Zita Club eröffnet in Spandaus Zitadelle: Nachtleben trifft auf 500 Jahre Geschichte
Bernd-Dieter RingZita Club eröffnet in Spandaus Zitadelle: Nachtleben trifft auf 500 Jahre Geschichte
Neuer Nachtlife-Spot in der historischen Zitadelle Spandau eröffnet
In der Berliner Zitadelle Spandau hat ein neuer Nachtclub seine Pforten geöffnet: Der Zita Club empfängt Gäste seit Kurzem in der Festungsanlage aus dem 16. Jahrhundert und bietet an Freitagen und Samstagen Unterhaltung bis in die frühen Morgenstunden. Der Eintritt kostet 10 Euro, die Tür öffnet ab 22 Uhr.
Den Auftakt bildete am Freitag, dem 13. Oktober, die erste Veranstaltung unter dem Motto "Ibiza Vibes". Hinter dem Club steht André Krüger, dessen Firma Channel Music bereits Großveranstaltungen organisiert. Der Zita Club verbindet modernes Nachtleben mit dem historischen Flair der Zitadelle, die einst als Militärstützpunkt, Sitz der Kaiserlichen Kriegsschatzkammer und sogar als Chemiewaffenlabor in der NS-Zeit diente, bevor sie 1948 der Öffentlichkeit zugänglich gemacht wurde.

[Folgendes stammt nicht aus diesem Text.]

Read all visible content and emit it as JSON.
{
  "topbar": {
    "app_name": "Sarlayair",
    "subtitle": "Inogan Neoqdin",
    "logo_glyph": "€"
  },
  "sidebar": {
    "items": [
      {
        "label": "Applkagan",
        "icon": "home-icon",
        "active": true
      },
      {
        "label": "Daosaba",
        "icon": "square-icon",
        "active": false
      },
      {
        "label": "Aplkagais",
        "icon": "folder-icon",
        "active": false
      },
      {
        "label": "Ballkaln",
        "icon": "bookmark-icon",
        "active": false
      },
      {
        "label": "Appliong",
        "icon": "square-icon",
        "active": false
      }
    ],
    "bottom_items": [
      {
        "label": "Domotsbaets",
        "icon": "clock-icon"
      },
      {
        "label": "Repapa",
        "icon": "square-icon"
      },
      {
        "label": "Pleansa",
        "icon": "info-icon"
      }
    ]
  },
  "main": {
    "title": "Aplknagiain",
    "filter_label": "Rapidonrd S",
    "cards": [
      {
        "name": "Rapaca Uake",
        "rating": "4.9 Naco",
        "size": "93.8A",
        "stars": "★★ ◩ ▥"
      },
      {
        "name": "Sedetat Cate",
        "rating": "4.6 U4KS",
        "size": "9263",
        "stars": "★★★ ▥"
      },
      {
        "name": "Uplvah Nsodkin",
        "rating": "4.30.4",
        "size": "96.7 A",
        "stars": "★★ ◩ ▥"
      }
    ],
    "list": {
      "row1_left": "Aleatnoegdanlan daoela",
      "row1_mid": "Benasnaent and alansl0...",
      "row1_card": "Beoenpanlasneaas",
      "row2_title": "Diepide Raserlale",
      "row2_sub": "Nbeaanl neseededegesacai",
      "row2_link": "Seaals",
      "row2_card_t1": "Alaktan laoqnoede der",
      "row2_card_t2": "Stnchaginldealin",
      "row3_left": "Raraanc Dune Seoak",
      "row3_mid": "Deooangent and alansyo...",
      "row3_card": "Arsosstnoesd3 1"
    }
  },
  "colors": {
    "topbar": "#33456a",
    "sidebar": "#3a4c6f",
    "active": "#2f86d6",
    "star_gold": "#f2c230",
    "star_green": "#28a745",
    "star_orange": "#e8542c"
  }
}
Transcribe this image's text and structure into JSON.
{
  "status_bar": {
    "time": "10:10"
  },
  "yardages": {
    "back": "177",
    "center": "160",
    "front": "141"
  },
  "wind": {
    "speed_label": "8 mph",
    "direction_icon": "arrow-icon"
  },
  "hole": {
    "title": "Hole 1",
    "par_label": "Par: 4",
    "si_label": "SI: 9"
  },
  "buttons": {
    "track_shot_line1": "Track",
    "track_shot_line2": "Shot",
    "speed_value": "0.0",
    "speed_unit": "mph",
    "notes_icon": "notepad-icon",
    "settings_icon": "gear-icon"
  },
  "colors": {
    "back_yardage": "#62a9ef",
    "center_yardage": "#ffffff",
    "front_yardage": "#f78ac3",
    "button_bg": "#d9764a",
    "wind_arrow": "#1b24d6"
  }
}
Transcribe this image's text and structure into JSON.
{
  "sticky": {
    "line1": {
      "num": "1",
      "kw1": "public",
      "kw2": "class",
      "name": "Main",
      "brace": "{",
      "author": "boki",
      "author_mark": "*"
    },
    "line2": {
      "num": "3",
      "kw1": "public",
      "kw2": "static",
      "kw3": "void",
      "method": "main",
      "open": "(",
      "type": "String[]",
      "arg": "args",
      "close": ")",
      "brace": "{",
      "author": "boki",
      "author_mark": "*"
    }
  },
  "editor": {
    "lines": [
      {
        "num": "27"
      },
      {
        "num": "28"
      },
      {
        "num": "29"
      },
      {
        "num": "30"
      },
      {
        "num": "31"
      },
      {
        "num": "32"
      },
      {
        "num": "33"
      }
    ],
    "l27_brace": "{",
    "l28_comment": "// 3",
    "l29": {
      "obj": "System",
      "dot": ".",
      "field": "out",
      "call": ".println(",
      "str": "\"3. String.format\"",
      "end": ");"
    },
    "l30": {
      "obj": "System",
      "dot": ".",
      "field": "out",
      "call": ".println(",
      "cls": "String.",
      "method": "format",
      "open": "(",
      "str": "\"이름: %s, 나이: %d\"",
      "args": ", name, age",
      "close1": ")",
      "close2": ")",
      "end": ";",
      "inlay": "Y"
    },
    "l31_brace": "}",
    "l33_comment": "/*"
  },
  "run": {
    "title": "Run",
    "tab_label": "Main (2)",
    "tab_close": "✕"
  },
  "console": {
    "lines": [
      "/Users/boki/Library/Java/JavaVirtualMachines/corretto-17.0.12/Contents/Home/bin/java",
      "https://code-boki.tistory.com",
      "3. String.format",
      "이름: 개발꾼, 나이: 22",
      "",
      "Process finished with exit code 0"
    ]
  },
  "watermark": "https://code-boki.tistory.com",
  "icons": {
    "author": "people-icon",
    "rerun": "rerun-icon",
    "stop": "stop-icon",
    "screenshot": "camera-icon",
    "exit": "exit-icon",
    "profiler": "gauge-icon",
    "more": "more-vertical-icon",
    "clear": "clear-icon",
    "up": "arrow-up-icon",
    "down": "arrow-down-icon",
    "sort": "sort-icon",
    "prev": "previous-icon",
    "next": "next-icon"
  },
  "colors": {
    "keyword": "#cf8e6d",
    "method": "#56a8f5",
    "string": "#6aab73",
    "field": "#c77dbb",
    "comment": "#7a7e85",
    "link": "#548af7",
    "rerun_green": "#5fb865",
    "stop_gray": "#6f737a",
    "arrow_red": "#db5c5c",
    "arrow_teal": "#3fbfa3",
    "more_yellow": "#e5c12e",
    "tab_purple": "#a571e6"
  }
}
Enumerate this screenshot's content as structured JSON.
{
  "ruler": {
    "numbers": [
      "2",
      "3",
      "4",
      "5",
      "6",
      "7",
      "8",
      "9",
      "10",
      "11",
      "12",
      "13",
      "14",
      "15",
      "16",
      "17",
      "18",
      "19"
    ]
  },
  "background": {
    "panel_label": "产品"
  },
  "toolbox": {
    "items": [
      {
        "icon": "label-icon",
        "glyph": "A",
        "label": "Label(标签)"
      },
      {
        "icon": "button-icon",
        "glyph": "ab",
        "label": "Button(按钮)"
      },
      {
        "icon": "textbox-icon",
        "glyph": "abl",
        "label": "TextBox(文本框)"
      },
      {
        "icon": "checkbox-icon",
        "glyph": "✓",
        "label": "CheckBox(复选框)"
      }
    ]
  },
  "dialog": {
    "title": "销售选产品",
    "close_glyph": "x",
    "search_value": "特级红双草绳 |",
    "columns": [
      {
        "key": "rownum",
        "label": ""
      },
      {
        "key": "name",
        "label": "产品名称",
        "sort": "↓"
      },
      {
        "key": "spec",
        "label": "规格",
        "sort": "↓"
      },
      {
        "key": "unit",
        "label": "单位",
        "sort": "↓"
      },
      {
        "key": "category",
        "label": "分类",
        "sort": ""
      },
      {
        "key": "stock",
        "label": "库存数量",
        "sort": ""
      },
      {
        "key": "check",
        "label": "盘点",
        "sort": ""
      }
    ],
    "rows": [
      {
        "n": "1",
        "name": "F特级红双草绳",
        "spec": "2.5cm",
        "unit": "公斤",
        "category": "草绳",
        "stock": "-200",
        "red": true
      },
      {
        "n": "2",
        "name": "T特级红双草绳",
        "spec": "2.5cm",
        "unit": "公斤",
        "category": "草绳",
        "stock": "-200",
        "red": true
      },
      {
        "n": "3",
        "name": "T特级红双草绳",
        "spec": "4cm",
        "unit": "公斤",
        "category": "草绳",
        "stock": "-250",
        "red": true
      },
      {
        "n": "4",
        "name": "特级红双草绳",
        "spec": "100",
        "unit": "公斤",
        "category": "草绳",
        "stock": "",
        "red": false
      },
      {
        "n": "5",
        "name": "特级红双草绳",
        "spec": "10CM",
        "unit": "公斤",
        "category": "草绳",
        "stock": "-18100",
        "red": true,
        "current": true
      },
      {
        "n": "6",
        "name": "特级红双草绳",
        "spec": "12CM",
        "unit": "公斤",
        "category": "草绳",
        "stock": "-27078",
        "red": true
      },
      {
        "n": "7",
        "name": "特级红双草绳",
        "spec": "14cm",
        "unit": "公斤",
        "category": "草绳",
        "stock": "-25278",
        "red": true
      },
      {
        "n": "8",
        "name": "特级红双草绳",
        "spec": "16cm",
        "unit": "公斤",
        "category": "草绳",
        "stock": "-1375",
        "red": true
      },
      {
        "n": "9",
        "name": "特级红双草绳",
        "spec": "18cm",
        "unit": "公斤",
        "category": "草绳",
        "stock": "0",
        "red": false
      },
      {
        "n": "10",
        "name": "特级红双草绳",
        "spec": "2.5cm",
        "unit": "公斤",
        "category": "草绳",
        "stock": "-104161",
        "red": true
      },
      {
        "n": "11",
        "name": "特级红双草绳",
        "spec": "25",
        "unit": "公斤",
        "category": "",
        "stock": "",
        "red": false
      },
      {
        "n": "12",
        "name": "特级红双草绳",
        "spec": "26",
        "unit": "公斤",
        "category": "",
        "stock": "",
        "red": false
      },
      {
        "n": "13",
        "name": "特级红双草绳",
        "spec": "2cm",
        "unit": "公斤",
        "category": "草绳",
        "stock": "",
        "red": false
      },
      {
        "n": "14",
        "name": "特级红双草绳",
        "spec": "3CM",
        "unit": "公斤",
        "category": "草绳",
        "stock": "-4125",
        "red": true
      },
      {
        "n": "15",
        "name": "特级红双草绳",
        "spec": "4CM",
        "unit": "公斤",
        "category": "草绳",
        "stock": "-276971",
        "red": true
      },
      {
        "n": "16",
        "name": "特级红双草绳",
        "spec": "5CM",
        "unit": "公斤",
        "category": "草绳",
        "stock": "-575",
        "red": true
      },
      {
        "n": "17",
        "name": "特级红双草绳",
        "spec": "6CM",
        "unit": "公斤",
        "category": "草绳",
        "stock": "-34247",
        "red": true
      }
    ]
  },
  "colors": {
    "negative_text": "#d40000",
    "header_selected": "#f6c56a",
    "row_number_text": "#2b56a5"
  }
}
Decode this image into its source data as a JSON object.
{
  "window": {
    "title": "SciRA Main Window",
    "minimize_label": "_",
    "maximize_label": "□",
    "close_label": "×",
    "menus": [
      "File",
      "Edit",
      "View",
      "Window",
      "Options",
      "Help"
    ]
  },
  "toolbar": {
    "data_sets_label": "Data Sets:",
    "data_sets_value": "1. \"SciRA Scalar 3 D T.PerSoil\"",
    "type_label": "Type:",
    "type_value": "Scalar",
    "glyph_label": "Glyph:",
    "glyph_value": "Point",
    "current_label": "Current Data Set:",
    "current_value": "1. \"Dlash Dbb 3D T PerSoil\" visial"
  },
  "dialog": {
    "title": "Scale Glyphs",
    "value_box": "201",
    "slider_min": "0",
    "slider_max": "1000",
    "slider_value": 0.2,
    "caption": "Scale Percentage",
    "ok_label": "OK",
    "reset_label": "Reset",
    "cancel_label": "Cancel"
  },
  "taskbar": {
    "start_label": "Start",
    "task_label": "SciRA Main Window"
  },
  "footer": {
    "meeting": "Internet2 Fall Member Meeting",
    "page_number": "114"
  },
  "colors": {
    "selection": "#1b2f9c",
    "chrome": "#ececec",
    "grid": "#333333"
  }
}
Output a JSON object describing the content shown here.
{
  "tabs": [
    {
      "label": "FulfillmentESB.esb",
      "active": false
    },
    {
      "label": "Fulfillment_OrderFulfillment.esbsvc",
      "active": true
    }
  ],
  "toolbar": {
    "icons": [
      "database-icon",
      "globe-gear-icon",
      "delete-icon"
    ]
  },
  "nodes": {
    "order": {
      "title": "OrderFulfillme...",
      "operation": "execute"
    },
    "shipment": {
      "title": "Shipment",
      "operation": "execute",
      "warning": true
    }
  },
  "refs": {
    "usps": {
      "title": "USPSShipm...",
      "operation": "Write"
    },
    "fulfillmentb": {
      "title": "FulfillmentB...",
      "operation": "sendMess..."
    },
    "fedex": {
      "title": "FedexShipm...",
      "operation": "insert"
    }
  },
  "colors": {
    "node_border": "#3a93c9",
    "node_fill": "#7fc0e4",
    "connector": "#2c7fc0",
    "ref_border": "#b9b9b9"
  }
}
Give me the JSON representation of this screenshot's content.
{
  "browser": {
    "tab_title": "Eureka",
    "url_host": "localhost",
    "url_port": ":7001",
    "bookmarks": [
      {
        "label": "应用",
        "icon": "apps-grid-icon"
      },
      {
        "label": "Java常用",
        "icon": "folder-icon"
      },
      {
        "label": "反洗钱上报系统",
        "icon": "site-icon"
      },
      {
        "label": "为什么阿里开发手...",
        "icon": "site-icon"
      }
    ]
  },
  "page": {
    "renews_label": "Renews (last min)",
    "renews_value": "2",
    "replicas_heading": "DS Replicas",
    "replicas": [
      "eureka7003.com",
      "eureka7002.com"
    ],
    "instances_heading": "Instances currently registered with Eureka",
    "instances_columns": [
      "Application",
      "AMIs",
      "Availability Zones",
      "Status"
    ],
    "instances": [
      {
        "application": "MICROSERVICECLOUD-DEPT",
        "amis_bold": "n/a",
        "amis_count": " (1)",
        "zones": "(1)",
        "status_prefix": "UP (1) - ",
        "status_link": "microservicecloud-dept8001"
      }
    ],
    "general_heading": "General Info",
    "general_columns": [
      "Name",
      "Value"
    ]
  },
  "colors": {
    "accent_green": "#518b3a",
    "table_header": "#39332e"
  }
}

Für das kommende Jahr plant der Club eine Erweiterung: Ein Freiluftbereich soll in den wärmeren Monaten hinzukommen. Regelmäßig werden an Samstagen die "Spandauer Nächte" stattfinden – mit urbanen Beats und klassischen Hits. Das Programm spiegelt den Anspruch wider, ein breites Musikpublikum anzusprechen und dabei den einzigartigen historischen Rahmen zu bewahren.
Der Zita Club ist damit einer der ungewöhnlichsten Nachtlife-Standorte Berlins. Mit einer Eintrittsgebühr von 10 Euro und langen Öffnungszeiten bietet er Wochenendbesuchern eine neue Option. Bereits für 2024 sind Erweiterungen geplant – der Club könnte so zu einem festen Bestandteil der Berliner Nachtkultur werden.